Я слышала грохот сердца в ушах.
– Нет, – прошептала я в ладони. – Нет, Танака, нет. Не надо. Только не так.
Матушкино лицо стало таким же пунцовым, как ее одежда, а безумные слова Танаки застали генерала Рёдзи на полпути. Он остановился перед Танакой и его сторонниками и посмотрел на трон. Но не получил оттуда помощи.
– Катаси Отако предал собственную семью. – Слова императора Кина прозвучали не менее яростно, несмотря на спокойный тон. – Катаси Отако был убийцей. По его вине погибли тысячи. Если он твой отец, это не делает тебе чести.
– Вы знали, что я его сын, и лгали только ради того, чтобы удержать трон.
– Конечно, знал! – проревел Кин, ярость как будто вырвалась из пасти огромного черного медведя. – Вы же на одно лицо.

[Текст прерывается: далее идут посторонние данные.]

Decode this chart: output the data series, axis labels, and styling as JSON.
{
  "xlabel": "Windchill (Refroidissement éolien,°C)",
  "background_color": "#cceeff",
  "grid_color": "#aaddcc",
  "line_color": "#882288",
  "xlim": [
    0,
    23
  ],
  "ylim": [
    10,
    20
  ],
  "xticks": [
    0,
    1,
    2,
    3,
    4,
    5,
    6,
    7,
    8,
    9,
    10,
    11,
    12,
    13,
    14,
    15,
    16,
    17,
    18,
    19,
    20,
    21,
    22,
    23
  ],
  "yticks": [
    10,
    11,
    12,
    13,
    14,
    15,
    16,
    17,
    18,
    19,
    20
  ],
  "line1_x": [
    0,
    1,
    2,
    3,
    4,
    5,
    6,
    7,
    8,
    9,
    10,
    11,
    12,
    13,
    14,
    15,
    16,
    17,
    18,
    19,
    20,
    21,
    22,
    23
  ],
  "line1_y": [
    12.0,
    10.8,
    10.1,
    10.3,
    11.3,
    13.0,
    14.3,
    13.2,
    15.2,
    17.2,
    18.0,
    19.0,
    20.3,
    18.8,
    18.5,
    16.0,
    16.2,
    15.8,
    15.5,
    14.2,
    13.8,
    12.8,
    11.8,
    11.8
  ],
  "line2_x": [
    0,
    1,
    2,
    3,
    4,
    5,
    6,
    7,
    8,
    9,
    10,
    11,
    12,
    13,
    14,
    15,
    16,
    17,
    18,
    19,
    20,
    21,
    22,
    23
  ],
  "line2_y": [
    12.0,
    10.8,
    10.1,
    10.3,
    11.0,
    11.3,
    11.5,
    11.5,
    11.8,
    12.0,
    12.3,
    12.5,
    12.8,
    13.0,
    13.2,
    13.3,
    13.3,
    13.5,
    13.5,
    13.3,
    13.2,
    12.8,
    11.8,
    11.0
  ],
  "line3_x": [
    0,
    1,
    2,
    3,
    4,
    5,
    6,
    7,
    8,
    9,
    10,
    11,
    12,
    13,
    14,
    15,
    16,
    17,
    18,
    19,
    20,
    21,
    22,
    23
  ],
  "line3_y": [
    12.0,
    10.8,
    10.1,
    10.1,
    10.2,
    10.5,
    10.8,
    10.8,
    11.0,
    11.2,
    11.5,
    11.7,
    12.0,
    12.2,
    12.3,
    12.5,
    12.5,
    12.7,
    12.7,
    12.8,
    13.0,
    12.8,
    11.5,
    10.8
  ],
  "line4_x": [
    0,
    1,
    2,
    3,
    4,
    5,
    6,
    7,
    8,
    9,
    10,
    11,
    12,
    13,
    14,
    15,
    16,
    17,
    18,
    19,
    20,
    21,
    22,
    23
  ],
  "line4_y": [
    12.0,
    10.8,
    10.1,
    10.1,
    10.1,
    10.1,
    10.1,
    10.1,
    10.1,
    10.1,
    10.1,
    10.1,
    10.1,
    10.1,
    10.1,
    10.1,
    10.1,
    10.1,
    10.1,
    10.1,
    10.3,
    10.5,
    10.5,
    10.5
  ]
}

У вас одинаковая походка. И говоришь ты в точности так же. Ты стоишь здесь, раскинув руки, словно считаешь себя богом, и думаешь, что все склонятся перед тобой, потому что ты Отако. Он был в точности таким же. Но он был изменником, и ты такой же. – Император подошел к краю помоста, ярость придала ему сил, таким я не видела его много лет. – Ты всеми силами старался подорвать власть императорского трона. Ты растоптал мирный договор, и все ради чего? Чтобы еще тысячи погибли из-за Отако. Позовите палача!
Все охнули.
– Нет! – вскричала матушка, хватая Кина за руку. – Он мой сын!
– Но, как он только что объявил, не мой, – рыкнул император. – Я ничего ему не должен. Танака Отако, я лишаю тебя наследства. С этой минуты ты больше не Ц’ай и не можешь иметь притязаний на престол, который так хотел уничтожить твой отец. В наказание за нападение и убийство доминуса Лео Виллиуса из Чилтея и за то, что ты осмелился оспаривать права императора, наместника богов на Алом троне, ты приговариваешься к смерти. Чего вы ждете, генерал? Вам нужен более ясный приказ?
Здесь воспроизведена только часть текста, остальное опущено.